Ich dachte hin und dachte her,
was das für eine Botschaft wär.
Endlich, endlich fiel es mir ein,
dass heut dem Franzerl sein Namenstag
soll sein.“

Meine Geschwister

Franzerl (Franz) und Mitzerl (Maria), so wurden meine beiden Geschwister genannt, könnten fast, nicht nur im Sternbild, sondern auch im wirklichen Leben, Zwillinge sein, denn der Altersunterschied beträgt bis auf zwei Tage genau ein Jahr. Interessanterweise ist für mich der Franzerl immer der Franzerl geblieben. Auch als Erwachsener blieb ihm der Name Franzerl unter uns Geschwistern. Aus Mitzerl wurde hingegen Maria und aus Maria schließlich Ria.

Die beiden traten immer im Doppelpack auf. Sie gingen gemeinsam zur Schule, saßen meist in der gleichen Klasse und beendeten die Volksschule in Höch nur mit Einsern in den Zeugnissen.

Da sorgte ich im Zeugnis schon für mehr Abwechslung. Bereits im zweiten Halbjahr der 1. Schulstufe stand da schon ein „Befriedigend“.

Im Juli 1961 war es dann für Franzerl soweit, ins Berufsleben einzusteigen. Er erlernte bei der Firma Nebel in Wettmannstätten den Beruf des Landmaschinenmechanikers.

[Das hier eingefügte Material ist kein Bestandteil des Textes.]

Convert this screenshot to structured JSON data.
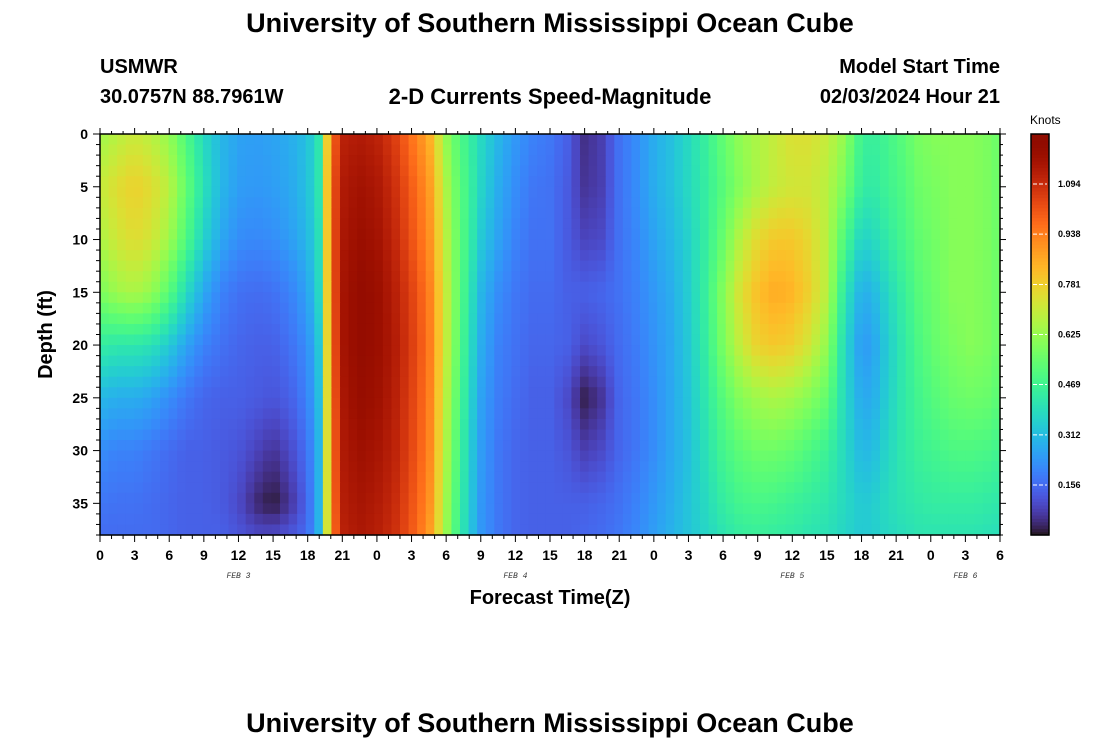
{
  "header": {
    "title": "University of Southern Mississippi Ocean Cube",
    "station": "USMWR",
    "latlon": "30.0757N  88.7961W",
    "subtitle": "2-D Currents Speed-Magnitude",
    "model_start_label": "Model Start Time",
    "model_start_value": "02/03/2024 Hour 21",
    "footer_title": "University of Southern Mississippi Ocean Cube"
  },
  "chart_data": {
    "type": "heatmap",
    "title": "2-D Currents Speed-Magnitude",
    "xlabel": "Forecast Time(Z)",
    "ylabel": "Depth (ft)",
    "x_tick_labels": [
      "0",
      "3",
      "6",
      "9",
      "12",
      "15",
      "18",
      "21",
      "0",
      "3",
      "6",
      "9",
      "12",
      "15",
      "18",
      "21",
      "0",
      "3",
      "6",
      "9",
      "12",
      "15",
      "18",
      "21",
      "0",
      "3",
      "6"
    ],
    "x_range_hours": [
      0,
      78
    ],
    "date_labels": [
      {
        "text": "FEB 3",
        "hour": 12
      },
      {
        "text": "FEB 4",
        "hour": 36
      },
      {
        "text": "FEB 5",
        "hour": 60
      },
      {
        "text": "FEB 6",
        "hour": 75
      }
    ],
    "y_tick_labels": [
      "0",
      "5",
      "10",
      "15",
      "20",
      "25",
      "30",
      "35"
    ],
    "y_range_ft": [
      0,
      38
    ],
    "colorbar": {
      "unit": "Knots",
      "range": [
        0,
        1.25
      ],
      "tick_labels": [
        "0.156",
        "0.312",
        "0.469",
        "0.625",
        "0.781",
        "0.938",
        "1.094"
      ],
      "colormap": "turbo"
    },
    "speed_knots": {
      "hours": [
        0,
        1.5,
        3,
        4.5,
        6,
        7.5,
        9,
        10.5,
        12,
        13.5,
        15,
        16.5,
        18,
        19,
        20,
        21,
        22.5,
        24,
        25.5,
        27,
        28.5,
        30,
        31,
        32,
        33,
        34.5,
        36,
        37.5,
        39,
        40.5,
        42,
        43.5,
        45,
        46.5,
        48,
        49.5,
        51,
        52.5,
        54,
        55.5,
        57,
        58.5,
        60,
        61.5,
        63,
        64.5,
        66,
        67,
        68,
        69.5,
        71,
        72.5,
        74,
        75.5,
        77,
        78
      ],
      "depths": [
        0,
        5,
        10,
        15,
        20,
        25,
        30,
        35,
        38
      ],
      "rows": [
        [
          0.64,
          0.68,
          0.71,
          0.68,
          0.62,
          0.5,
          0.38,
          0.3,
          0.26,
          0.25,
          0.26,
          0.28,
          0.32,
          0.42,
          0.95,
          1.12,
          1.14,
          1.12,
          1.06,
          0.96,
          0.86,
          0.62,
          0.52,
          0.45,
          0.38,
          0.3,
          0.24,
          0.2,
          0.18,
          0.14,
          0.05,
          0.08,
          0.17,
          0.22,
          0.28,
          0.32,
          0.38,
          0.45,
          0.54,
          0.62,
          0.66,
          0.7,
          0.74,
          0.74,
          0.7,
          0.62,
          0.46,
          0.45,
          0.47,
          0.52,
          0.58,
          0.6,
          0.6,
          0.6,
          0.58,
          0.55
        ],
        [
          0.7,
          0.75,
          0.78,
          0.75,
          0.68,
          0.54,
          0.4,
          0.3,
          0.25,
          0.24,
          0.25,
          0.27,
          0.32,
          0.42,
          0.98,
          1.14,
          1.17,
          1.15,
          1.09,
          1.0,
          0.9,
          0.66,
          0.54,
          0.46,
          0.37,
          0.28,
          0.22,
          0.18,
          0.17,
          0.13,
          0.06,
          0.08,
          0.17,
          0.22,
          0.28,
          0.32,
          0.38,
          0.44,
          0.52,
          0.6,
          0.66,
          0.7,
          0.72,
          0.72,
          0.68,
          0.58,
          0.44,
          0.43,
          0.46,
          0.5,
          0.56,
          0.58,
          0.6,
          0.6,
          0.58,
          0.55
        ],
        [
          0.66,
          0.72,
          0.75,
          0.72,
          0.64,
          0.5,
          0.36,
          0.27,
          0.22,
          0.21,
          0.22,
          0.25,
          0.3,
          0.4,
          0.98,
          1.15,
          1.19,
          1.17,
          1.11,
          1.02,
          0.92,
          0.68,
          0.55,
          0.45,
          0.34,
          0.26,
          0.2,
          0.17,
          0.17,
          0.13,
          0.09,
          0.1,
          0.17,
          0.21,
          0.26,
          0.3,
          0.36,
          0.44,
          0.55,
          0.68,
          0.76,
          0.8,
          0.8,
          0.76,
          0.68,
          0.5,
          0.36,
          0.38,
          0.42,
          0.48,
          0.54,
          0.57,
          0.6,
          0.6,
          0.58,
          0.55
        ],
        [
          0.58,
          0.64,
          0.66,
          0.62,
          0.52,
          0.38,
          0.27,
          0.2,
          0.17,
          0.16,
          0.17,
          0.2,
          0.26,
          0.38,
          0.97,
          1.16,
          1.21,
          1.19,
          1.13,
          1.05,
          0.95,
          0.7,
          0.55,
          0.42,
          0.3,
          0.22,
          0.18,
          0.16,
          0.16,
          0.14,
          0.14,
          0.15,
          0.17,
          0.2,
          0.24,
          0.28,
          0.35,
          0.45,
          0.6,
          0.74,
          0.82,
          0.86,
          0.84,
          0.78,
          0.68,
          0.42,
          0.28,
          0.3,
          0.36,
          0.44,
          0.52,
          0.56,
          0.6,
          0.6,
          0.58,
          0.55
        ],
        [
          0.44,
          0.42,
          0.42,
          0.4,
          0.34,
          0.26,
          0.2,
          0.17,
          0.15,
          0.14,
          0.14,
          0.17,
          0.22,
          0.34,
          0.96,
          1.16,
          1.21,
          1.19,
          1.14,
          1.06,
          0.96,
          0.7,
          0.54,
          0.4,
          0.28,
          0.2,
          0.17,
          0.15,
          0.15,
          0.14,
          0.1,
          0.12,
          0.16,
          0.19,
          0.23,
          0.27,
          0.34,
          0.44,
          0.58,
          0.7,
          0.78,
          0.8,
          0.78,
          0.72,
          0.62,
          0.38,
          0.24,
          0.26,
          0.33,
          0.42,
          0.5,
          0.55,
          0.58,
          0.6,
          0.58,
          0.55
        ],
        [
          0.3,
          0.28,
          0.28,
          0.26,
          0.22,
          0.18,
          0.15,
          0.14,
          0.14,
          0.13,
          0.12,
          0.14,
          0.2,
          0.32,
          0.95,
          1.15,
          1.2,
          1.18,
          1.13,
          1.05,
          0.95,
          0.68,
          0.52,
          0.38,
          0.26,
          0.19,
          0.16,
          0.14,
          0.14,
          0.1,
          0.02,
          0.06,
          0.15,
          0.18,
          0.22,
          0.27,
          0.33,
          0.42,
          0.52,
          0.6,
          0.64,
          0.66,
          0.64,
          0.6,
          0.54,
          0.38,
          0.27,
          0.28,
          0.34,
          0.42,
          0.48,
          0.52,
          0.55,
          0.56,
          0.55,
          0.52
        ],
        [
          0.22,
          0.2,
          0.2,
          0.18,
          0.16,
          0.14,
          0.14,
          0.13,
          0.12,
          0.09,
          0.06,
          0.1,
          0.17,
          0.3,
          0.94,
          1.14,
          1.18,
          1.16,
          1.12,
          1.04,
          0.94,
          0.66,
          0.5,
          0.36,
          0.25,
          0.18,
          0.15,
          0.14,
          0.14,
          0.12,
          0.08,
          0.1,
          0.15,
          0.18,
          0.22,
          0.27,
          0.32,
          0.4,
          0.48,
          0.53,
          0.56,
          0.56,
          0.54,
          0.5,
          0.46,
          0.38,
          0.3,
          0.31,
          0.36,
          0.42,
          0.46,
          0.48,
          0.5,
          0.5,
          0.49,
          0.47
        ],
        [
          0.18,
          0.17,
          0.17,
          0.16,
          0.15,
          0.14,
          0.14,
          0.13,
          0.1,
          0.04,
          0.01,
          0.06,
          0.15,
          0.3,
          0.93,
          1.13,
          1.16,
          1.14,
          1.1,
          1.02,
          0.92,
          0.64,
          0.48,
          0.35,
          0.24,
          0.18,
          0.15,
          0.14,
          0.14,
          0.14,
          0.14,
          0.15,
          0.17,
          0.2,
          0.24,
          0.28,
          0.33,
          0.38,
          0.44,
          0.48,
          0.49,
          0.48,
          0.46,
          0.44,
          0.42,
          0.38,
          0.34,
          0.35,
          0.38,
          0.41,
          0.43,
          0.44,
          0.44,
          0.44,
          0.43,
          0.42
        ],
        [
          0.16,
          0.16,
          0.16,
          0.16,
          0.15,
          0.14,
          0.14,
          0.14,
          0.12,
          0.1,
          0.1,
          0.12,
          0.16,
          0.3,
          0.92,
          1.12,
          1.15,
          1.13,
          1.09,
          1.01,
          0.9,
          0.63,
          0.47,
          0.34,
          0.24,
          0.18,
          0.15,
          0.14,
          0.14,
          0.14,
          0.15,
          0.16,
          0.18,
          0.21,
          0.25,
          0.29,
          0.33,
          0.37,
          0.41,
          0.44,
          0.45,
          0.44,
          0.43,
          0.41,
          0.4,
          0.37,
          0.34,
          0.35,
          0.37,
          0.39,
          0.41,
          0.41,
          0.41,
          0.41,
          0.4,
          0.39
        ]
      ]
    }
  }
}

Ich kann mich sogar noch an seinen ersten Lohnzettel, das war ein ganz schmaler Streifen, auf dem einige Zahlen standen, erinnern. Wichtig war die letzte Zahl am Schluss und wenn ich mich recht erinnere, stand da ein Wochenlohn von netto 56,- ÖS (ca. 4,- €). Franzerl war nun der erste Verdiener in unserem „Waisenhaus“. Aus mir nicht bekannten Gründen wohnte er aber in der Lehrzeit, jedenfalls die erste Zeit davon, wieder beim Zagl.